I have written the following code in Fortran 90, available upon request by email.

Anisotropic Elastic Field for an elliptical crack. The code is based on the analytical solution obtained by Sih and Liebowitz (1968). One needs to specify the elastic parameters (when a different orientation is used, they have to be adjusted), and the position relative to the crack tip.

Anisotropic Elastic Field for an edge dislocation. The code is based on the analytical solution obtained by the Stroh formalism (Stroh, 1968). The complete expressions can be found in the classical book of Ting (Anisotropic Elasticity: Theory And Applications). One needs to specify the elastic parameters, the Burgers vector, and position relative to the dislocation core.

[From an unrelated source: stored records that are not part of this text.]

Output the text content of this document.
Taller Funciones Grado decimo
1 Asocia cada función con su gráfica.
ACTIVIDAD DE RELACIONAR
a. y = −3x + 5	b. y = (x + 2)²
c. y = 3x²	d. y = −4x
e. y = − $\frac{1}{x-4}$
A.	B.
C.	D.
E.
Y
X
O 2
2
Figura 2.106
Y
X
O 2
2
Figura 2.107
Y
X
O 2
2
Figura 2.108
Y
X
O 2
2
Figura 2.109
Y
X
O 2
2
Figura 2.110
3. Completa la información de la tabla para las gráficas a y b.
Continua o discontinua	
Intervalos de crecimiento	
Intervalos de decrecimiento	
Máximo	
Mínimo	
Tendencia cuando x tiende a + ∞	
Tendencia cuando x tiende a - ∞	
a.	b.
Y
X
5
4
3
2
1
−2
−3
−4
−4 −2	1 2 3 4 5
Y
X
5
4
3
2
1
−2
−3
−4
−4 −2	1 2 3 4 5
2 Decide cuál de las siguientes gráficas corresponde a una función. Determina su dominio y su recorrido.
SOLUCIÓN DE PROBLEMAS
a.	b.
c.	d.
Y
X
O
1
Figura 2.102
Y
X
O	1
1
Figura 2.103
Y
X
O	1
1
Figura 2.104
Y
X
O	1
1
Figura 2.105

The Green's functions of the anisotropic elastostatics model, based on the algorithm of Barnett (1972); and the lattice statics Green's functions, which is computed with an integration over the first Brillouin zone. The codes were tested for iron and aluminum system.

Atomsitic simulation of brittle cracks with rigid and absorbing boundary conditions. The system is iron-alpha. The details are described in the paper (Li 2009) .

Atomsitic simulation of a single edge dislocation with rigid and absorbing boundary conditions. The system is iron-alpha. The details are described in the paper (Li 2009) .

The lattice dynamics Green's functions for a given frequency, the imaginary part of which is computed with an integration over the first Brillouin zone. The real part is reconstructed by Kramer-Kronig relation. The codes were tested for iron-alpha systems.